Sub section (2) and (3) of Section 14A further provides that the Assessing Officer shall determine the amount of expenditure incurred in relation to such income which does not form part of the total income under the Act if he, having regard to the accounts of the assessee, is not satisfied with 

  • the correctness of the claim of the assessee in respect of such expenditure in relation to the exempt income or
  • the assessee’s claim that no expenditure has been incurred by him in relation to such exempt income.

Determination of Amount of Expenditure in Relation to the Exempt Income - Rule 8D

The Assessing Officer shall determine the amount of expenditure, in relation to the income which does not form part of the total income, in accordance with the provisions of Rule 8D(2). 
Rule 8D(2) provides for a method to determine the amount of expenditure in relation to the exempt income. According to this rule, the amount of such expenditure shall be the aggregate of the following: 

  • The amount of expenditure directly relating to the income which does not form part of the total income and 
  • An amount equal to one percent of the annual average of the monthly average of the opening and closing balances of the value of the investment, income from which does not or shall not form part of the total income. 

However, the amount referred above shall not exceed the total expenditure claimed by the assessee. 

To understand the determination of the amount of expenditure under Rule 8D(2) more clearly, here is an illustration for the same: 
Assume that Mr. Y took a loan of Rs 25 lakh at the rate of 10% interest on 1st January 2020. The loan was utilized for the purpose of various investments on which Mr. Y received a dividend. Dividend income is exempt from tax under the income tax act. The amount of interest expenditure incurred on the loan was Rs. 250000. 

 

 

Month

Balance

January 

2000000

February

2750000

March

3000000

 

 


Determination of amount of total expenditure to be disallowed: 

 

Particulars

Amount

Amount of expense directly related to the income which does not form part of the total income

250000

Amount equal to one percent of the annual average of the monthly average of opening and closing balances of value of investment whose income is exempt (1% of Rs 2083333)

208333

Total amount of expense disallowed u/s 14A read with Rule 8D(2)

458333


Computation of one percent of average of investment balances: 

Monthly average: 

January: Rs 0 + Rs 2000000/2 = Rs 1000000

February: Rs 2000000 + Rs 2750000/2 = Rs 2375000

March: Rs 2750000 + Rs 3000000/2 = Rs 2875000


Annual average: 

Rs 1000000 + Rs 2375000+ Rs 2875000/3 = 2083333


Section 14A Disallowance in the Absence of Exempt Income

There had been controversies regarding the disallowance of expenditure even in the absence on the exempt income during the financial year. Various litigations were held where courts gave their judgment in favor of the taxpayers that in the absence of exempt income, no disallowance of expenditure shall be made. 

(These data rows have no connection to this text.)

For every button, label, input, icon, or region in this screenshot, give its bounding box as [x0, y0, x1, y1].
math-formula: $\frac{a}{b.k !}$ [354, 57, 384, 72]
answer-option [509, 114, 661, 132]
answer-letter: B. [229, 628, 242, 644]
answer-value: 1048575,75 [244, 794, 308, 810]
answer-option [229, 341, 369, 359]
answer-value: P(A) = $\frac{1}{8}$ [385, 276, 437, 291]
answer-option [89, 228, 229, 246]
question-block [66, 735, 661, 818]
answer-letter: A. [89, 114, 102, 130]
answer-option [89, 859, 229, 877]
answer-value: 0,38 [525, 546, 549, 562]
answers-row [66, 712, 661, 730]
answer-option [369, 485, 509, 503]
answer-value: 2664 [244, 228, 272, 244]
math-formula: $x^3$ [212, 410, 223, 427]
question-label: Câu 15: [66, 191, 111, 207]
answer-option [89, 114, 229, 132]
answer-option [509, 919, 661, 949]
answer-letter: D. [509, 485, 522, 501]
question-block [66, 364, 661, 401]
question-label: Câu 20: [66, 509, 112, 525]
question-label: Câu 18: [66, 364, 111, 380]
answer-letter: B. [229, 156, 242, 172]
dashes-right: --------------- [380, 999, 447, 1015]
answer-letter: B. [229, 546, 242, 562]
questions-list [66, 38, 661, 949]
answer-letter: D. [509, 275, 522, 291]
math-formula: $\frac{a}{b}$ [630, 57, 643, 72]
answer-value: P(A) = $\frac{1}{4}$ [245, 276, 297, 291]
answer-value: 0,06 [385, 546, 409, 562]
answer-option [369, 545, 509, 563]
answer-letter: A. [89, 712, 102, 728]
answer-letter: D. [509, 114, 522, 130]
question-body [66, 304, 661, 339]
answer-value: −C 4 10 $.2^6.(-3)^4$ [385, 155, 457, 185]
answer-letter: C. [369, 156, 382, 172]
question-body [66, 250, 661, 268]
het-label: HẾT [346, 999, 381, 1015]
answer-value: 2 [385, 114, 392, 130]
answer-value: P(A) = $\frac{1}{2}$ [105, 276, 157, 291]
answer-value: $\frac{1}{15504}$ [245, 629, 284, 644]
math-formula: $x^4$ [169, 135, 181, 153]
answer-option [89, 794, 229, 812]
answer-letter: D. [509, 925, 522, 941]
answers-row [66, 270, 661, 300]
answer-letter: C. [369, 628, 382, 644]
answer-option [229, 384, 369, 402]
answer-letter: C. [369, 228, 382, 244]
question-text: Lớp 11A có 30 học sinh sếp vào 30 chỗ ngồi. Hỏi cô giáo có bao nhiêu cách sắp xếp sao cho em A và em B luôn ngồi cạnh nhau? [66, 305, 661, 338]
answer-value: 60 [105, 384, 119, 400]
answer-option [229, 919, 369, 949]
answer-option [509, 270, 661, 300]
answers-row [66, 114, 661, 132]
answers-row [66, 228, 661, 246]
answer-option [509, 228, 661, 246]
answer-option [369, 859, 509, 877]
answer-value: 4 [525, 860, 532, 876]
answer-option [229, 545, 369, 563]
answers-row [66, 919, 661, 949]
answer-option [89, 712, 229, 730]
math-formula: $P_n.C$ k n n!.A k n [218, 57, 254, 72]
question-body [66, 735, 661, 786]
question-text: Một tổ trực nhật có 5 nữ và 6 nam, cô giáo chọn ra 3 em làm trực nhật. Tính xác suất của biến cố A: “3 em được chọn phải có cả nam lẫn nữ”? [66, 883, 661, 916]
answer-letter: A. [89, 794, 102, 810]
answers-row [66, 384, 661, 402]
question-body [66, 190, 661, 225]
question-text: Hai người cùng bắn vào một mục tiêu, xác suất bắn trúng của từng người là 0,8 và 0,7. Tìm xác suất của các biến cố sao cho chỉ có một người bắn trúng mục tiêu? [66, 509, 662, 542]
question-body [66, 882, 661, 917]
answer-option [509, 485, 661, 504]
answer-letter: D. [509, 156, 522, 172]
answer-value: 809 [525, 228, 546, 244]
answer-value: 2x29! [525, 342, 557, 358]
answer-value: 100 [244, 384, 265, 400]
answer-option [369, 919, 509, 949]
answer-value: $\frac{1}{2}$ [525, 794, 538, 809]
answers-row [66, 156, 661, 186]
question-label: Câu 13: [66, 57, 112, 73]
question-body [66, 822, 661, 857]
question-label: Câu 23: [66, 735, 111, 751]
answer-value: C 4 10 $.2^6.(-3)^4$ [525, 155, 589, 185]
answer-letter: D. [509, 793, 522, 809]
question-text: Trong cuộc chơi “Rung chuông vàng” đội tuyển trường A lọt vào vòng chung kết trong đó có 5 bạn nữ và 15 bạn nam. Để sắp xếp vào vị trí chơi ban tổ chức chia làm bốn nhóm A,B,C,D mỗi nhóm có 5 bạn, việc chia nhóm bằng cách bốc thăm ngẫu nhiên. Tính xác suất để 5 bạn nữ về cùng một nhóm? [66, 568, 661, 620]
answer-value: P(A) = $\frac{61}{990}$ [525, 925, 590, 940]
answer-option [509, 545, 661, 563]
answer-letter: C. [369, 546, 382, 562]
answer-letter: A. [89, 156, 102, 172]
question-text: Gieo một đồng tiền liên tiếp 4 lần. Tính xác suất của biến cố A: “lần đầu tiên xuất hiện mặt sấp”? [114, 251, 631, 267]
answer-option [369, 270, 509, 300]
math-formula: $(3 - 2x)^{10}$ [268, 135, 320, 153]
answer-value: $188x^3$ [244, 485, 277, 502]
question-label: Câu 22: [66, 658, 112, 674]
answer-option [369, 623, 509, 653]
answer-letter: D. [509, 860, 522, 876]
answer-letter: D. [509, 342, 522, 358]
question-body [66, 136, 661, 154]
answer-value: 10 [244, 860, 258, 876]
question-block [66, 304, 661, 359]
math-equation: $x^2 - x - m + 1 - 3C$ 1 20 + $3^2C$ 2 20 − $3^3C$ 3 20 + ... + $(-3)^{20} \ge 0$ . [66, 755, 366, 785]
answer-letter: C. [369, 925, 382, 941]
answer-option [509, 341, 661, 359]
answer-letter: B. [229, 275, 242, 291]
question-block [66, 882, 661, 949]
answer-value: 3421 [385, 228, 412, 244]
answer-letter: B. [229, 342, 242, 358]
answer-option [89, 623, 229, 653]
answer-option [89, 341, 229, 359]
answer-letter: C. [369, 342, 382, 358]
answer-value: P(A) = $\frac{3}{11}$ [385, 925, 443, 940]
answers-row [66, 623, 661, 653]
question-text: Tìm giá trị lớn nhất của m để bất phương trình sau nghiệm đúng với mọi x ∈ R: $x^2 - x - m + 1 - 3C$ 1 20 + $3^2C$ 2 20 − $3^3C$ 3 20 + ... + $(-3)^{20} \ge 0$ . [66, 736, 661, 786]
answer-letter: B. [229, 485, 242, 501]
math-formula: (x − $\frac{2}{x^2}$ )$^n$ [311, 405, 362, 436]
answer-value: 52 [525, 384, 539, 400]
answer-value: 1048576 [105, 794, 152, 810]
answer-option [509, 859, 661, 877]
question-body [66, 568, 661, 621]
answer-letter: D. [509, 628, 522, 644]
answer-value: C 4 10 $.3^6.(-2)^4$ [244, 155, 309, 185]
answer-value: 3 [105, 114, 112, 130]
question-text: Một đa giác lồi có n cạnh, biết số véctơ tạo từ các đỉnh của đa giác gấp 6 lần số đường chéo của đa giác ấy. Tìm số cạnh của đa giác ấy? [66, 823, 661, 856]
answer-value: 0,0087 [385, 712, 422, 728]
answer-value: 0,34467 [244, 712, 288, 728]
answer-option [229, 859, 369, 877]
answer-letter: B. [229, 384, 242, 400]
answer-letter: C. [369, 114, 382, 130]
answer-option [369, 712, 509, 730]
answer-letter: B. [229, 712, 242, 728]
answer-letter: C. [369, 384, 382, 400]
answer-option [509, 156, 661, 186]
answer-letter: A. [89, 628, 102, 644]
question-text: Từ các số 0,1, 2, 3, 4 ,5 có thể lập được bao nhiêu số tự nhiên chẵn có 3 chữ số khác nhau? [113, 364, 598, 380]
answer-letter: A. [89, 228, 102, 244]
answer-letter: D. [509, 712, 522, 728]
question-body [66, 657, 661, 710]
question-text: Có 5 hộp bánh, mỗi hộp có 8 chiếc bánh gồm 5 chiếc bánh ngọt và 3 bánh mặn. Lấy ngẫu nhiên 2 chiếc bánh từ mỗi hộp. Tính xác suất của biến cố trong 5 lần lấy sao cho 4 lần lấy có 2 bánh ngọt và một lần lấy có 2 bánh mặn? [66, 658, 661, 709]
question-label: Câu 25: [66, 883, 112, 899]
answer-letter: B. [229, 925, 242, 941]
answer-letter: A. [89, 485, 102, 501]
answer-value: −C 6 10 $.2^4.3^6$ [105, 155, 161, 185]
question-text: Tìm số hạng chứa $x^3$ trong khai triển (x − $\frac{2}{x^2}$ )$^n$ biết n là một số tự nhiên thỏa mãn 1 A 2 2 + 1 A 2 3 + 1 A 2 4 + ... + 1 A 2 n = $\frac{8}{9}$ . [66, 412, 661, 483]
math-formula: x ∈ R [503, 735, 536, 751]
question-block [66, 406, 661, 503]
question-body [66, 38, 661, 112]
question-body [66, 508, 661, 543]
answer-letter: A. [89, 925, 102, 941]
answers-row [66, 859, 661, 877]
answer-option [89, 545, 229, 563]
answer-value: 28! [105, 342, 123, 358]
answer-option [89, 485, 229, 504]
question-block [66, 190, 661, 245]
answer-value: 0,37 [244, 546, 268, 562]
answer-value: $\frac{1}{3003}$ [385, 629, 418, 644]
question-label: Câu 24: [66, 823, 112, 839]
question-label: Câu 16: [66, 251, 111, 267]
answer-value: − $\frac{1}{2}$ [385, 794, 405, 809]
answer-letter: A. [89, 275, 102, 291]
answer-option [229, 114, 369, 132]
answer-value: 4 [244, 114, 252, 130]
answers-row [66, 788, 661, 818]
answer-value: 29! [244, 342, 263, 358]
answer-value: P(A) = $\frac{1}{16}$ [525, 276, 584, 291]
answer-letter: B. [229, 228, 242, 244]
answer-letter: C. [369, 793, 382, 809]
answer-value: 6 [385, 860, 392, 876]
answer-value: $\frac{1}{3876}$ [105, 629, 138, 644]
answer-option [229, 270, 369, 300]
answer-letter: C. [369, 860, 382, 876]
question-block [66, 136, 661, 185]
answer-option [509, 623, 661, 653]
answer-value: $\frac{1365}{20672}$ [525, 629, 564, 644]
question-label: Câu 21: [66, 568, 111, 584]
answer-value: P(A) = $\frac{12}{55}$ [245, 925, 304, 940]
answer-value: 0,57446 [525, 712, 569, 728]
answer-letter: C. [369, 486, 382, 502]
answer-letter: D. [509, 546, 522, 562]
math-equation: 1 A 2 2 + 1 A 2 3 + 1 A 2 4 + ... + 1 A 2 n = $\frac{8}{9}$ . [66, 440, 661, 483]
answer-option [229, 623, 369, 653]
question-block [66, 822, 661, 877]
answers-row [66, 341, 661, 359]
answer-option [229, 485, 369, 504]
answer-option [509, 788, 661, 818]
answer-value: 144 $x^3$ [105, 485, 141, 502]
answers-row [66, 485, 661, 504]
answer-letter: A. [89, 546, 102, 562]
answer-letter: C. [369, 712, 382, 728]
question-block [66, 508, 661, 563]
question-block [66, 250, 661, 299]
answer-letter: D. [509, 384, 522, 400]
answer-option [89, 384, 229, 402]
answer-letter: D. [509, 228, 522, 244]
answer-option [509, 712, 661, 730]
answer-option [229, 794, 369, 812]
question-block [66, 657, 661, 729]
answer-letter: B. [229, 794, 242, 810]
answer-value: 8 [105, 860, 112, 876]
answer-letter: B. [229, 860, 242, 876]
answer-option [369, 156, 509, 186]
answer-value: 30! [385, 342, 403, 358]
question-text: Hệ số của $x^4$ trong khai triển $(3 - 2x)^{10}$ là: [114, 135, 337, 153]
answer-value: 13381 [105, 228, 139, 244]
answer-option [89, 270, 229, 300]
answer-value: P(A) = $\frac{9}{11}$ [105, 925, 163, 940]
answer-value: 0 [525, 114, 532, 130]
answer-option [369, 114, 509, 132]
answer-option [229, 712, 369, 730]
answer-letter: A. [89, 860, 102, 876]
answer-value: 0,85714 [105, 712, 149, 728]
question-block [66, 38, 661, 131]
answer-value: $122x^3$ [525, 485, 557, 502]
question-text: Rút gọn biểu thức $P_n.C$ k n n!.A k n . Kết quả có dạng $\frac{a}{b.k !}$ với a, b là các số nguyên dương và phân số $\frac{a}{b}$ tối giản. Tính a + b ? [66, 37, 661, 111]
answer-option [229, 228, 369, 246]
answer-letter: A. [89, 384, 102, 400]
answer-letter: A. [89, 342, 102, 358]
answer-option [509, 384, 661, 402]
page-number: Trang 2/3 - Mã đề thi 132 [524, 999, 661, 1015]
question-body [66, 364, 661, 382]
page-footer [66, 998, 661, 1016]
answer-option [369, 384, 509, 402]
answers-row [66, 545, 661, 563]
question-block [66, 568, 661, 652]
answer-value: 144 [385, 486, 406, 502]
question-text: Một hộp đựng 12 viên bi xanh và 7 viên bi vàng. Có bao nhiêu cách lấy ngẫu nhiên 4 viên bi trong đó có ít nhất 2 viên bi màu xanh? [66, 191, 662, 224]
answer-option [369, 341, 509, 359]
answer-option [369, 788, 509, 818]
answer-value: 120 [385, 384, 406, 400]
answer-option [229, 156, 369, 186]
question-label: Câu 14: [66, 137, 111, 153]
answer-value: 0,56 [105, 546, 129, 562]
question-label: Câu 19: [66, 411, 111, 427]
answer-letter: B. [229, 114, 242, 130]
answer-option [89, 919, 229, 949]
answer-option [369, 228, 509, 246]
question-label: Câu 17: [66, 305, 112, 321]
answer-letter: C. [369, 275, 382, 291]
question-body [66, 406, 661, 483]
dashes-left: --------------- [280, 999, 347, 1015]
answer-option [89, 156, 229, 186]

However recently in Budget 2022, an explanation was proposed to be added to Section 14A which put an end to all the debates and controversies. As per the explanation to Section 14A, notwithstanding anything contained in the Act, the provisions of this section shall apply and shall be deemed to have always applied in case where the income not forming the part of total income has not accrued or arisen or has not been received during the previous year relevant to an assessment year and the expenditure has been incurred during the said previous year in relation to such income not forming part of the total income.

To put it in simple words, if during a financial year an assessee has incurred an expense of Rs 50000 in relation to an exempt income which has not been accrued or arisen or received during that year. Now, since the exempt income is not received during the year, section 14A would not be applicable. However, the explanation to section 14A comes into force in this case, Even though there is an absence of exempt income on which the expense of Rs 50000 was incurred, the expense will not be allowed as a deduction.

This explanation has its impact on the investment in agricultural land or partnership firms and various other revenues that are exempt under the law. However, it is not applicable to investments from which dividend income is earned by the assessee.